Advantages compared to printed textbooks
“The textbook market is being turned upside down and no way can it be stopped,” says Wedenig. “The change is coming – you only have to take a look at what has been happening for so long on the regular book market and in the music industry.” Sandra Schön, from Salzburg Research, a research association, also sees it the same way. “It is clear that business models will have to be rethought. Why should school textbook publishers, of all people, be immune to change?”The question is, however, just how long is it going to take for this change to arrive in all classrooms. Researcher Schön has already had some experience herself with producing open teaching materials. In collaboration with Martin Ebner from the TU Graz and over 100 authors, 80 specialists and lots of other helpers she produced the L3T textbook (Teaching and Learning with Technologies). “The aim of our project was not to show that we could produce a book like that for little money, we wanted to show just how useful OER is,” says Schön. In Austria, for example, the Ministry of Education has developed and financed a book on the fundamentals of teaching with sample lessons and progress reports. The people responsible decided on the OER version for the project. If the teaching materials are available online and are appropriately licensed, as many colleagues as possible can make use of it and adapt it to their needs very quickly – that is something that could not be done with a classic textbook in this form.
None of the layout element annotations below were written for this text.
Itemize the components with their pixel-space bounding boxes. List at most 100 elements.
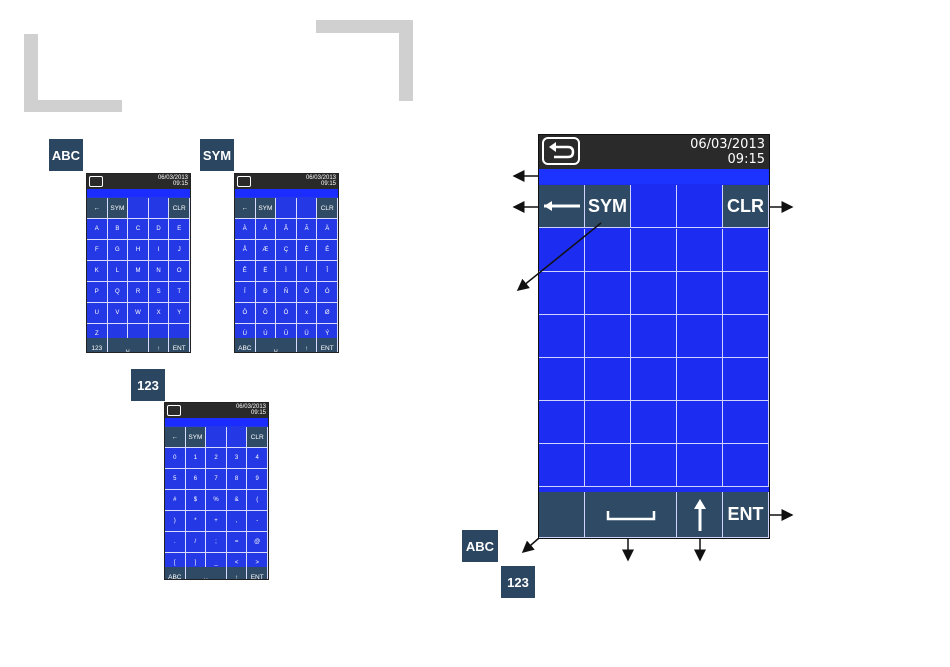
mode-switch-key[interactable]: ABC	[165, 567, 186, 579]
back-button[interactable]	[167, 405, 181, 416]
sym-key[interactable]: SYM	[585, 185, 631, 228]
key[interactable]: X	[148, 303, 170, 324]
key[interactable]: 4	[247, 448, 268, 469]
key[interactable]: Í	[296, 261, 318, 282]
key[interactable]: +	[206, 511, 227, 532]
sym-key[interactable]: SYM	[255, 198, 277, 219]
key[interactable]: Õ	[255, 303, 277, 324]
key[interactable]: É	[317, 240, 338, 261]
key[interactable]: Ð	[255, 282, 277, 303]
key[interactable]	[677, 229, 723, 272]
key[interactable]	[585, 444, 631, 487]
key[interactable]	[206, 427, 227, 448]
key[interactable]	[677, 358, 723, 401]
backspace-key[interactable]: ←	[165, 427, 186, 448]
key[interactable]	[296, 198, 318, 219]
clr-key[interactable]: CLR	[723, 185, 769, 228]
ent-key[interactable]: ENT	[317, 338, 338, 352]
key[interactable]	[723, 315, 769, 358]
mode-switch-key[interactable]	[539, 492, 585, 538]
key[interactable]	[539, 358, 585, 401]
back-button[interactable]	[237, 176, 251, 187]
space-key[interactable]	[585, 492, 677, 538]
key[interactable]: Ç	[276, 240, 297, 261]
key[interactable]: K	[87, 261, 108, 282]
key[interactable]	[585, 358, 631, 401]
key[interactable]: 6	[185, 469, 207, 490]
ent-key[interactable]: ENT	[247, 567, 268, 579]
key[interactable]: Ò	[296, 282, 318, 303]
space-key[interactable]: ␣	[255, 338, 297, 352]
key[interactable]	[631, 401, 677, 444]
shift-key[interactable]	[677, 492, 723, 538]
key[interactable]: *	[185, 511, 207, 532]
key[interactable]: A	[87, 219, 108, 240]
space-key[interactable]: ␣	[107, 338, 149, 352]
clr-key[interactable]: CLR	[169, 198, 190, 219]
shift-key[interactable]: ↑	[296, 338, 318, 352]
key[interactable]	[723, 229, 769, 272]
key[interactable]: P	[87, 282, 108, 303]
key[interactable]: Ó	[317, 282, 338, 303]
key[interactable]	[128, 198, 149, 219]
key[interactable]	[631, 272, 677, 315]
key[interactable]: @	[247, 532, 268, 553]
key[interactable]: F	[87, 240, 108, 261]
key[interactable]: H	[128, 240, 149, 261]
key[interactable]: V	[107, 303, 129, 324]
key[interactable]: B	[107, 219, 129, 240]
key[interactable]: I	[148, 240, 170, 261]
key[interactable]	[585, 401, 631, 444]
key[interactable]: Ã	[296, 219, 318, 240]
key[interactable]	[723, 401, 769, 444]
key[interactable]: T	[169, 282, 190, 303]
key[interactable]: Y	[169, 303, 190, 324]
key[interactable]	[539, 272, 585, 315]
key[interactable]: O	[169, 261, 190, 282]
key[interactable]	[723, 444, 769, 487]
key[interactable]	[677, 401, 723, 444]
key[interactable]: Ï	[235, 282, 256, 303]
key[interactable]: R	[128, 282, 149, 303]
shift-key[interactable]: ↑	[148, 338, 170, 352]
input-field[interactable]	[235, 189, 338, 197]
key[interactable]: x	[296, 303, 318, 324]
key[interactable]: N	[148, 261, 170, 282]
key[interactable]	[539, 401, 585, 444]
space-key[interactable]: ␣	[185, 567, 227, 579]
key[interactable]: 9	[247, 469, 268, 490]
key[interactable]: Ô	[235, 303, 256, 324]
key[interactable]: Ñ	[276, 282, 297, 303]
key[interactable]	[631, 358, 677, 401]
key[interactable]: (	[247, 490, 268, 511]
key[interactable]: D	[148, 219, 170, 240]
key[interactable]	[276, 198, 297, 219]
key[interactable]: /	[185, 532, 207, 553]
key[interactable]	[539, 229, 585, 272]
clr-key[interactable]: CLR	[317, 198, 338, 219]
key[interactable]: Â	[276, 219, 297, 240]
key[interactable]	[631, 229, 677, 272]
sym-key[interactable]: SYM	[107, 198, 129, 219]
backspace-key[interactable]	[539, 185, 585, 228]
shift-key[interactable]: ↑	[226, 567, 248, 579]
ent-key[interactable]: ENT	[723, 492, 769, 538]
key[interactable]	[585, 315, 631, 358]
key[interactable]: Å	[235, 240, 256, 261]
key[interactable]	[677, 185, 723, 228]
back-button[interactable]	[542, 137, 582, 167]
key[interactable]: 1	[185, 448, 207, 469]
key[interactable]: U	[87, 303, 108, 324]
key[interactable]: Æ	[255, 240, 277, 261]
key[interactable]: S	[148, 282, 170, 303]
key[interactable]: Á	[255, 219, 277, 240]
key[interactable]: J	[169, 240, 190, 261]
key[interactable]	[226, 427, 248, 448]
key[interactable]: E	[169, 219, 190, 240]
key[interactable]	[723, 358, 769, 401]
key[interactable]	[677, 315, 723, 358]
key[interactable]: ,	[226, 511, 248, 532]
key[interactable]: Î	[317, 261, 338, 282]
key[interactable]: Q	[107, 282, 129, 303]
key[interactable]: 7	[206, 469, 227, 490]
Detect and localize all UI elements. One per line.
OER initiatives in Poland and Norway
While there was an initiative in Germany to sniff out school computers for illegally produced digital copies, other countries adopted a substantially more decisive approach to the subject. In 2012 Poland launched an OER offensive with its digital school project and invested around 11 million euros in the production of free and openly accessible teaching materials for the 4th to 6th grade. All the materials have a CC-BY licence and may therefore be copied and worked on, provided the author’s name is mentioned. In Norway the government-sponsored National Digital Learning Arena (NDLA) is responsible for the production of OER materials. The materials are particularly geared to the secondary level, quality management is carried out in cooperation with the universities and other institutions.In Germany, the government takes first steps in sponsoring OER. The current coalition government consisting of the CDU, CSU and SPD parties issued a statement, “In collaboration with the federal states and players from all fields of education we will develop and implement a common “Digital Learning” strategy that makes decisive use of the opportunities presented by the new media for improving education. The textbooks and teaching materials at universities are also to be made freely available, as far as it is possible, and the use of free licences and formats is to be extended.” In the federal budget for 2015, two million euros have been scheduled for the first time for the fevelopment of OER.